June 10, 2018 / 9:13 AM / 3 months ago

Singapore deports South Korean media staff as Trump-Kim summit security tightens

SINGAPORE (Reuters) - Two staff from South Korea’s national broadcaster have been deported from Singapore after they were arrested for trespassing at the home of the North Korean ambassador to the city-state, police said on Sunday.

Singaporean policemen stand guard at a media center for the summit between the U.S and North Korea, in Singapore, June 10, 2018. REUTERS/Kim Kyung-Hoon

The news, just days before a high stakes summit between U.S. and North Korean leaders in the city-state, came as Singapore’s home minister said a man had been denied entry to the country on Saturday because he had searched “suicide bombing” on his phone.

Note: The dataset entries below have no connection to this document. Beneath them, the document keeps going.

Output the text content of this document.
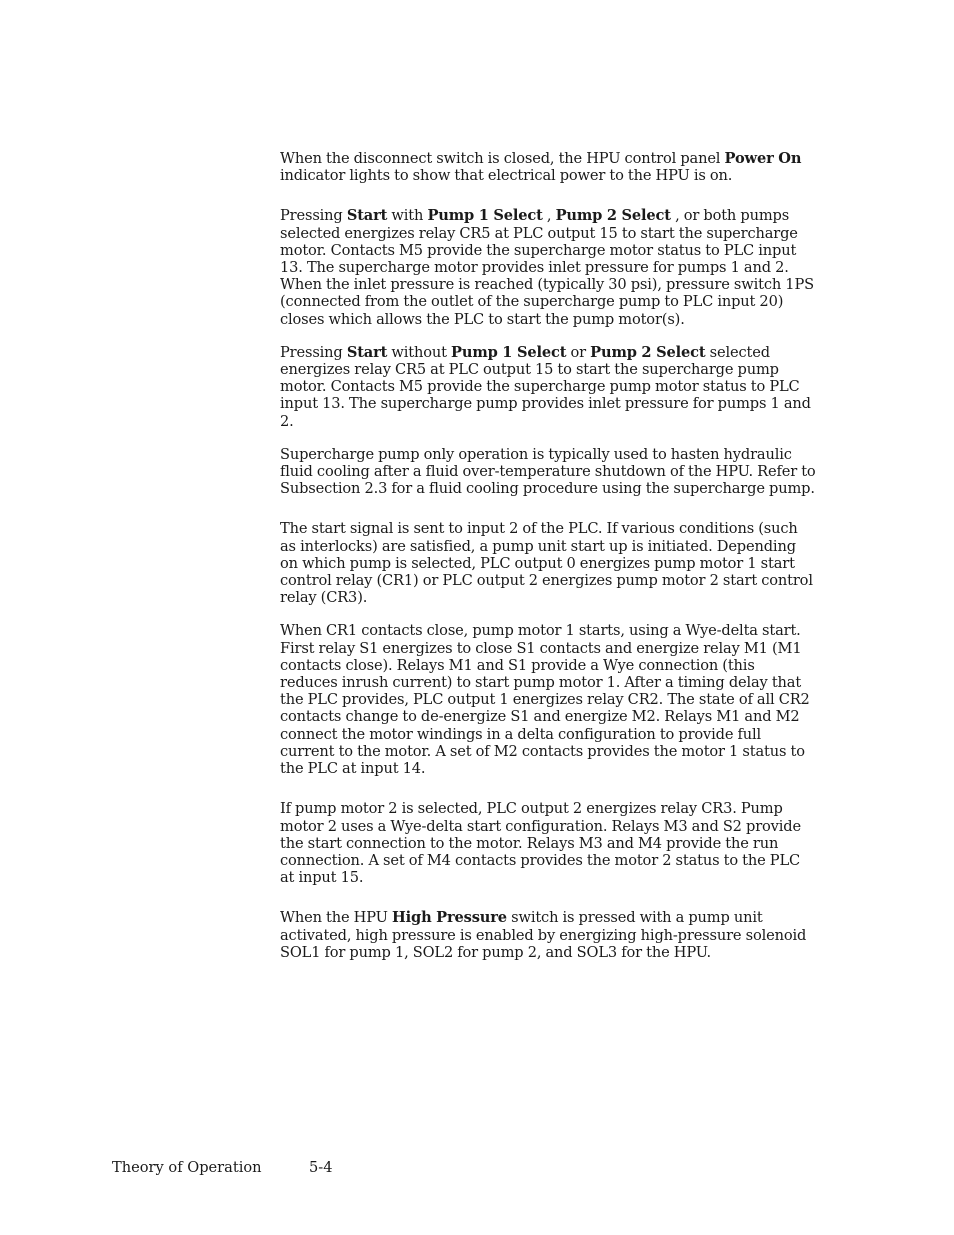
When the disconnect switch is closed, the HPU control panel Power On indicator lights to show that electrical power to the HPU is on.

Pressing Start with Pump 1 Select , Pump 2 Select , or both pumps selected energizes relay CR5 at PLC output 15 to start the supercharge motor. Contacts M5 provide the supercharge motor status to PLC input 13. The supercharge motor provides inlet pressure for pumps 1 and 2. When the inlet pressure is reached (typically 30 psi), pressure switch 1PS (connected from the outlet of the supercharge pump to PLC input 20) closes which allows the PLC to start the pump motor(s).

Pressing Start without Pump 1 Select or Pump 2 Select selected energizes relay CR5 at PLC output 15 to start the supercharge pump motor. Contacts M5 provide the supercharge pump motor status to PLC input 13. The supercharge pump provides inlet pressure for pumps 1 and 2.

Supercharge pump only operation is typically used to hasten hydraulic fluid cooling after a fluid over-temperature shutdown of the HPU. Refer to Subsection 2.3 for a fluid cooling procedure using the supercharge pump.

The start signal is sent to input 2 of the PLC. If various conditions (such as interlocks) are satisfied, a pump unit start up is initiated. Depending on which pump is selected, PLC output 0 energizes pump motor 1 start control relay (CR1) or PLC output 2 energizes pump motor 2 start control relay (CR3).

When CR1 contacts close, pump motor 1 starts, using a Wye-delta start. First relay S1 energizes to close S1 contacts and energize relay M1 (M1 contacts close). Relays M1 and S1 provide a Wye connection (this reduces inrush current) to start pump motor 1. After a timing delay that the PLC provides, PLC output 1 energizes relay CR2. The state of all CR2 contacts change to de-energize S1 and energize M2. Relays M1 and M2 connect the motor windings in a delta configuration to provide full current to the motor. A set of M2 contacts provides the motor 1 status to the PLC at input 14.

If pump motor 2 is selected, PLC output 2 energizes relay CR3. Pump motor 2 uses a Wye-delta start configuration. Relays M3 and S2 provide the start connection to the motor. Relays M3 and M4 provide the run connection. A set of M4 contacts provides the motor 2 status to the PLC at input 15.

When the HPU High Pressure switch is pressed with a pump unit activated, high pressure is enabled by energizing high-pressure solenoid SOL1 for pump 1, SOL2 for pump 2, and SOL3 for the HPU.

Theory of Operation	5-4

North Korean leader Kim Jong Un landed in Singapore on Sunday ahead of a summit that could that could end a nuclear stand-off between the old foes and transform his secretive, impoverished country. U.S. President Donald Trump is due to land later on Sunday evening.

“The visit passes of the two South Korean men have been cancelled, and they have been repatriated to the Republic of Korea on 9 June 2018,” police said in a statement on Sunday.

The two men were staff of KBS, the national public broadcaster of South Korea that operates radio, television and online services.

Earlier on Sunday, home minister K. Shanmugam told reporters that some people had been prevented from entering Singapore.

“Yesterday, we had someone from a regional country who our ICA (Immigration and Checkpoints Authority) officers... when they searched through his handphone, he had been searching suicide bombing.”

Shanmugam said a handful of other people had also been denied entry in recent days on security grounds, but declined to comment further.

The Trump-Kim meeting will cost about S$20 million to host, Singapore’s Prime Minister Lee Hsien Loong told local media on Sunday, a large chunk of that expected to be on security on the highest profile event the city-state has ever hosted.